Jack saw me almost as soon as I saw him.
‘Roger! What you doing up here, lad?’ Then, lowering his voice, he added confidentially, ‘Call o’ nature.’
I grinned. ‘So I’d surmised. And the reason I’m here is because I’ve come looking for you. Your goody said you were delivering soap and sea coal to the manor, so I came to find you.’
He sent me a shrewd, sly grin. ‘You mean you wanted to get away for a while on your own.’ He waved aside my half-hearted protest. ‘D’you think I don’t know all the tricks and excuses? Anyway, why d’you want to see me? What’s so urgent that it couldn’t have waited until I got home, eh? Tell me that.’
At his invitation, I climbed on to the cart’s box seat, beside him, while Hercules leaped thankfully into the back and settled down. The two girls and their attendant waved happily to us before continuing with their game, and as we trundled downhill, I informed Jack of my need to get to Gloucester and my hope that he might be going in that direction some time soon.
‘Or Bath,’ I added. ‘That would be just as helpful.’
‘Well, make up your mind,’ he grunted. ‘Gloucester and Bath, they ain’t exactly close together.
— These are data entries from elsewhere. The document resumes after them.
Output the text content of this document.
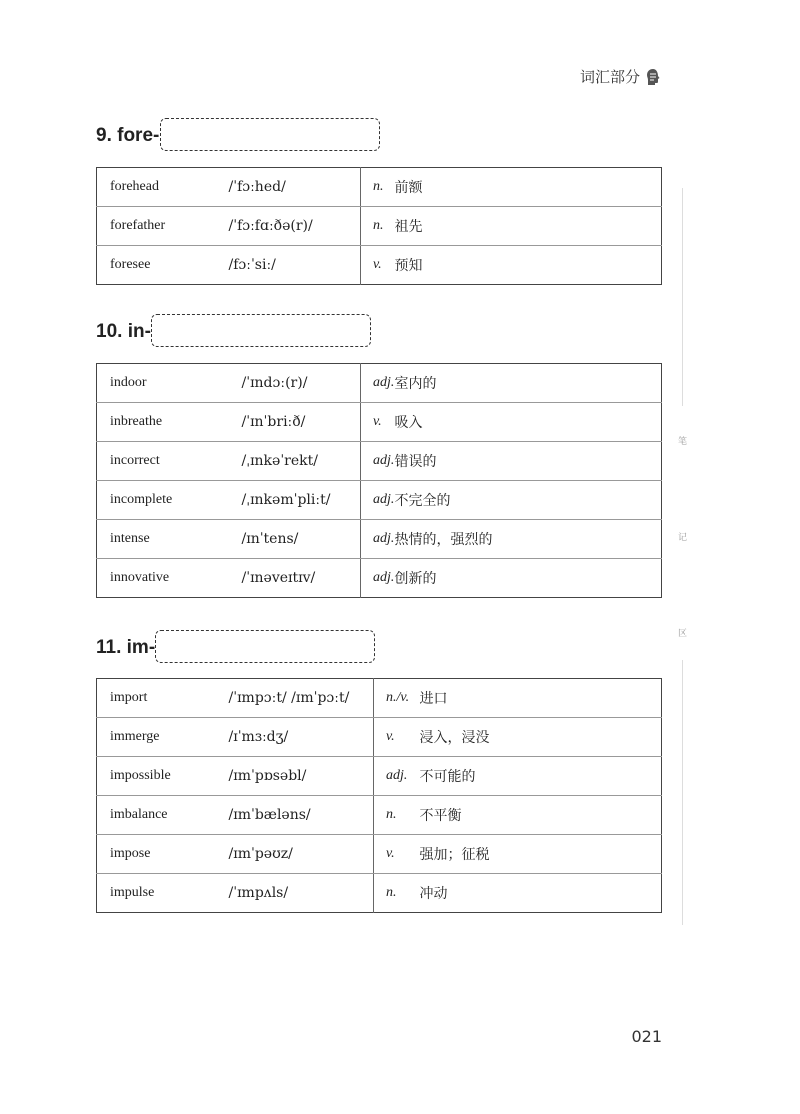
词汇部分
9. fore-
forehead	/ˈfɔːhed/	n.	前额
forefather	/ˈfɔːfɑːðə(r)/	n.	祖先
foresee	/fɔːˈsiː/	v.	预知
10. in-
indoor	/ˈɪndɔː(r)/	adj.	室内的
inbreathe	/ˈɪnˈbriːð/	v.	吸入
incorrect	/ˌɪnkəˈrekt/	adj.	错误的
incomplete	/ˌɪnkəmˈpliːt/	adj.	不完全的
intense	/ɪnˈtens/	adj.	热情的，强烈的
innovative	/ˈɪnəveɪtɪv/	adj.	创新的
11. im-
import	/ˈɪmpɔːt/ /ɪmˈpɔːt/	n./v.	进口
immerge	/ɪˈmɜːdʒ/	v.	浸入，浸没
impossible	/ɪmˈpɒsəbl/	adj.	不可能的
imbalance	/ɪmˈbæləns/	n.	不平衡
impose	/ɪmˈpəʊz/	v.	强加；征税
impulse	/ˈɪmpʌls/	n.	冲动
笔
记
区
021
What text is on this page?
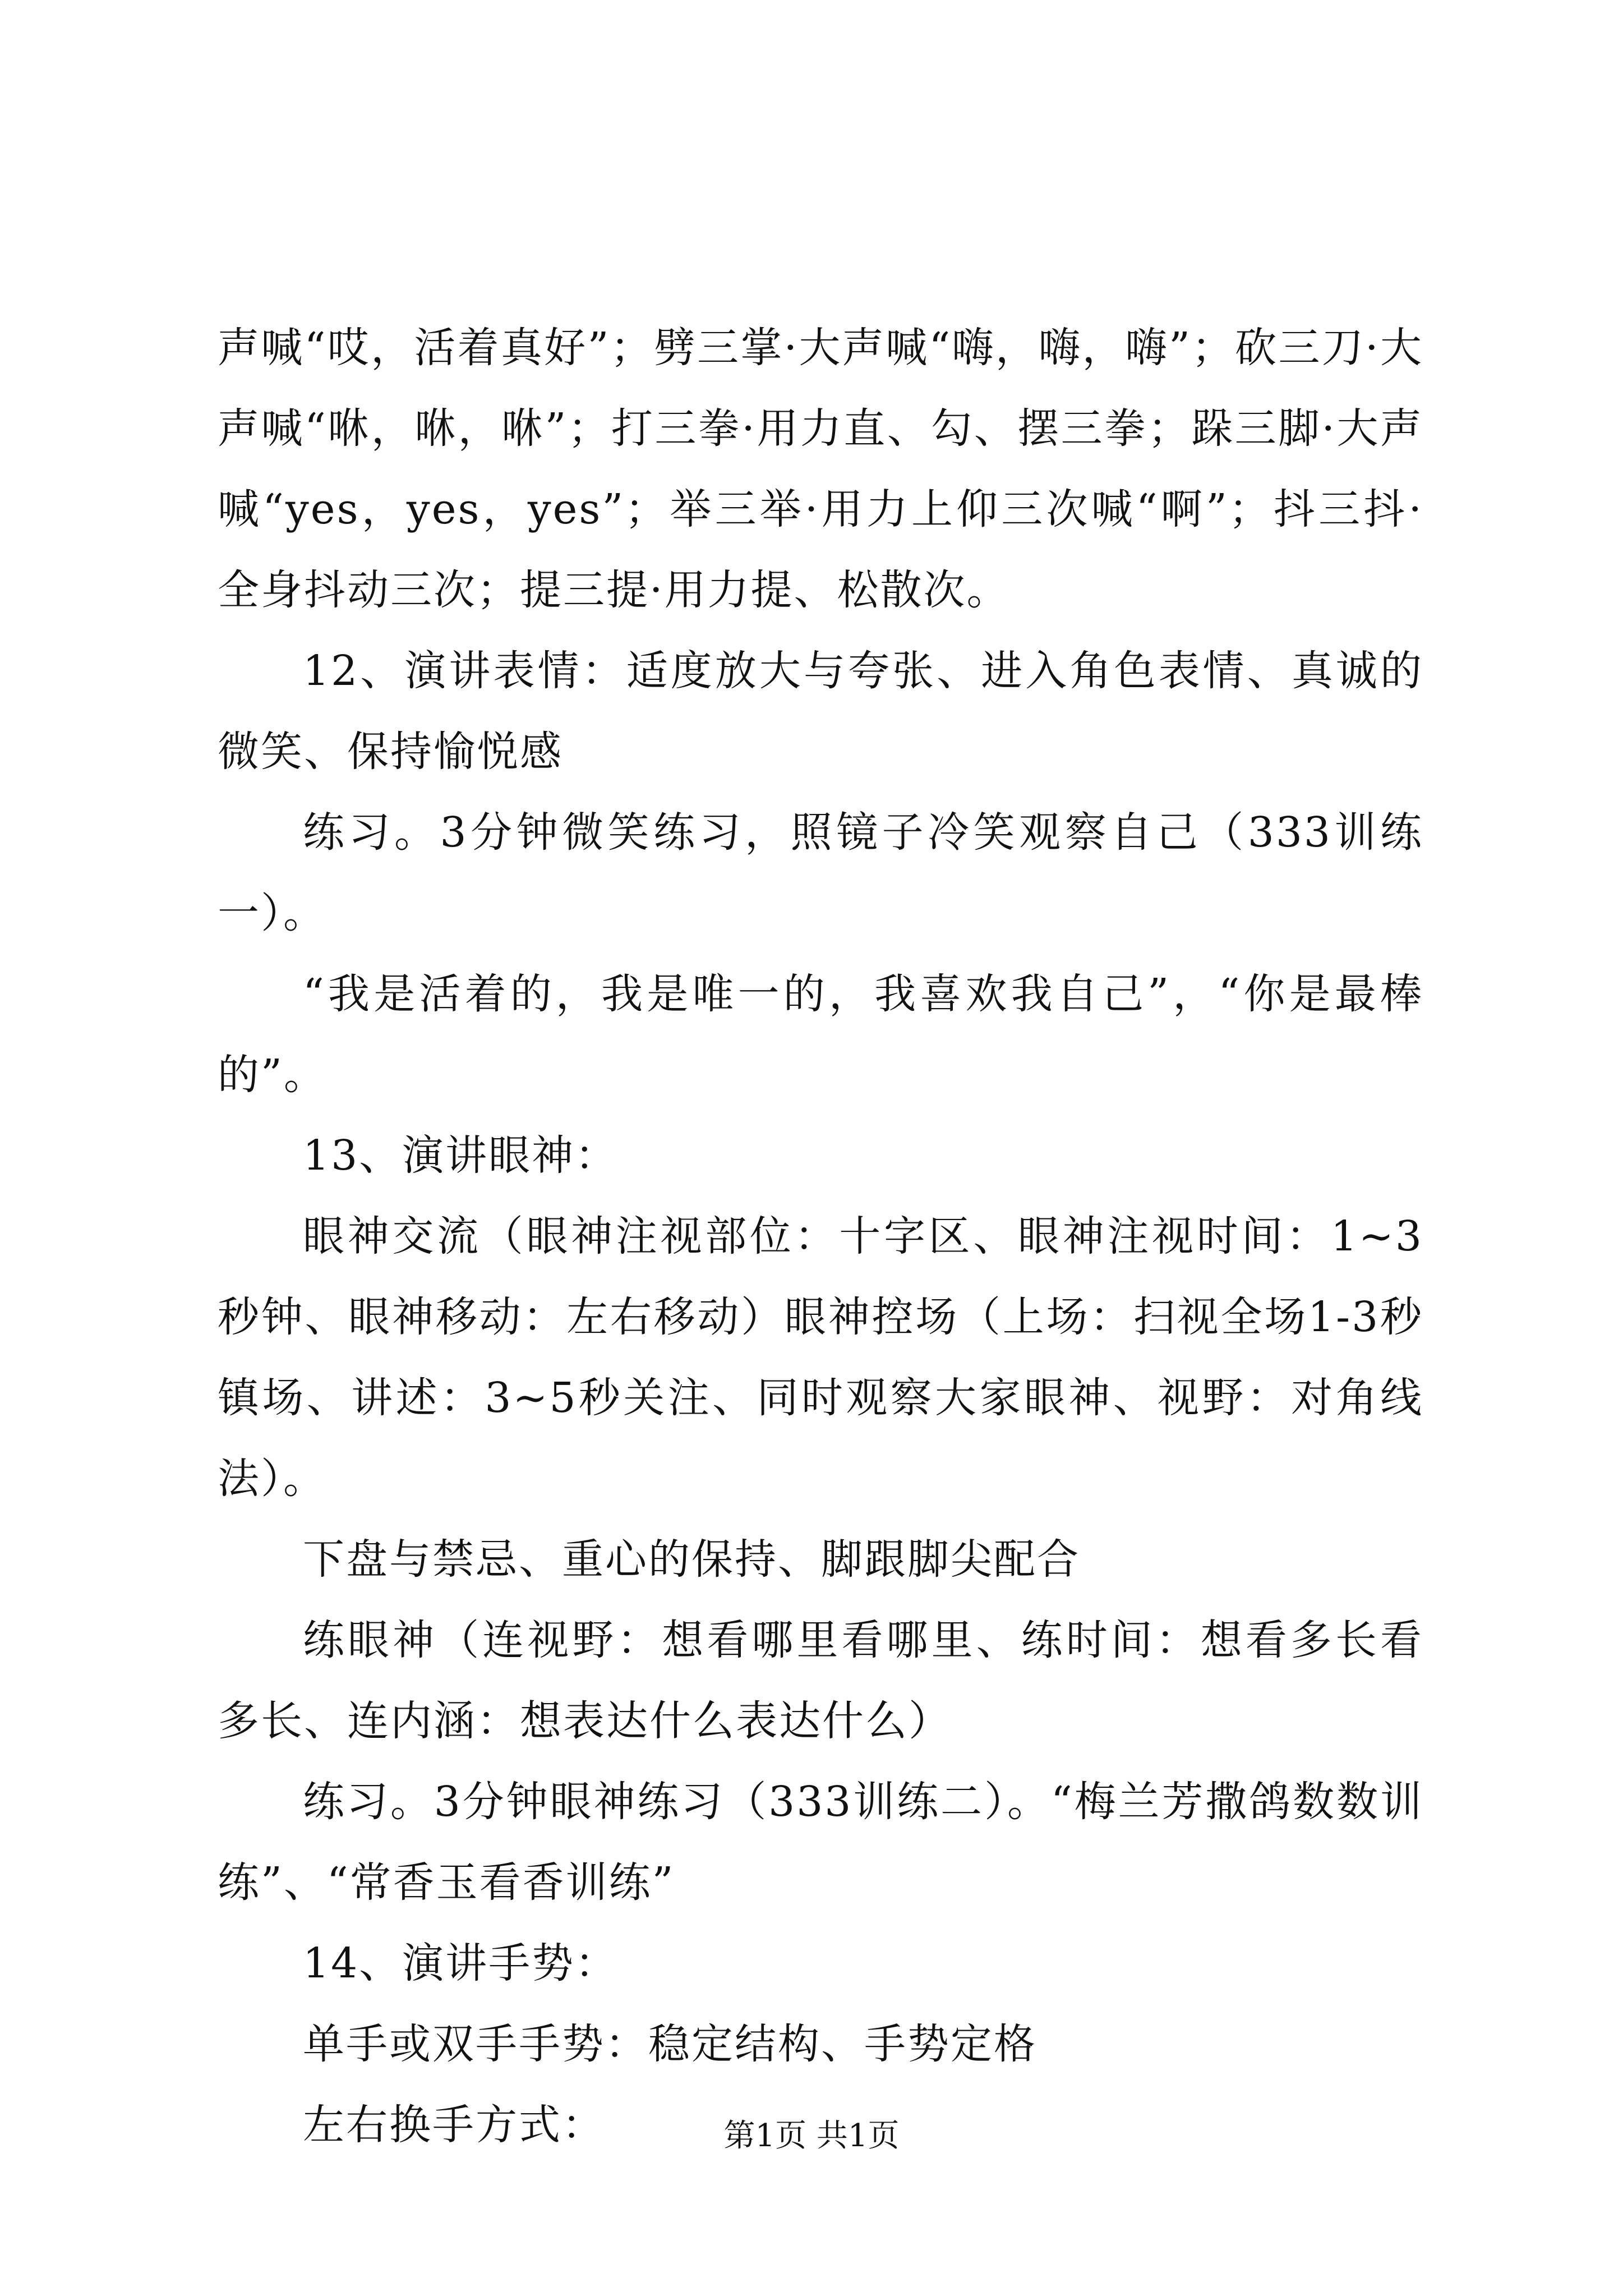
声喊“哎，活着真好”；劈三掌·大声喊“嗨，嗨，嗨”；砍三刀·大声喊“咻，咻，咻”；打三拳·用力直、勾、摆三拳；跺三脚·大声喊“yes，yes，yes”；举三举·用力上仰三次喊“啊”；抖三抖·全身抖动三次；提三提·用力提、松散次。

12、演讲表情：适度放大与夸张、进入角色表情、真诚的微笑、保持愉悦感

练习。3分钟微笑练习，照镜子冷笑观察自己（333训练一）。

“我是活着的，我是唯一的，我喜欢我自己”，“你是最棒的”。

13、演讲眼神：

眼神交流（眼神注视部位：十字区、眼神注视时间：1~3秒钟、眼神移动：左右移动）眼神控场（上场：扫视全场1-3秒镇场、讲述：3~5秒关注、同时观察大家眼神、视野：对角线法）。

下盘与禁忌、重心的保持、脚跟脚尖配合

练眼神（连视野：想看哪里看哪里、练时间：想看多长看多长、连内涵：想表达什么表达什么）

练习。3分钟眼神练习（333训练二）。“梅兰芳撒鸽数数训练”、“常香玉看香训练”

14、演讲手势：

单手或双手手势：稳定结构、手势定格

左右换手方式：	第1页 共1页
Opposite directions altogether, if it comes to that.’
‘Of course they are!’ I responded irritably. ‘I’m not a fool, Jack! It just so happens I need to visit both places. It’s to do with this business I’m engaged in for Mayor Foster.’
Jack nodded. ‘Now, I’ve been hearing something about that.’ Well, naturally he had. He lived in Redcliffe, not far from my former mother-in-law, and his wife was certainly on speaking terms with Bess Simnel and Maria Watkins. ‘It’s about this body they’ve dug up at the top of Steep Street. It’s that Issybelly what’s-’er-name, ain’t it? His Worship the Mayor wants you to find out who done it. Who killed ’er. Before ’e builds ’is almshouses up there. But why? That’s what I don’ understand.’
‘He also intends erecting a chapel for the inhabitants of the almshouses,’ I explained. ‘So Master Foster understandably wishes the ground to be re-consecrated before he builds anything to the glory of God. A sacred building must stand upon holy ground.’
Jack sniffed. ‘And ’ow will it help, knowing who killed her and sending the poor sod to the gallows after all these years?’
‘Justice will have been done.’
I was half-inclined to agree with my companion. Twenty years is a long time. People change. The guilty man was probably married. He might have a loving family, be a pillar of his community, looked up to, revered. Could any good be served by destroying the life of such a person? I had to remind myself sharply that this was murder we were talking about; the destruction of a fellow human being; the most heinous of all sins.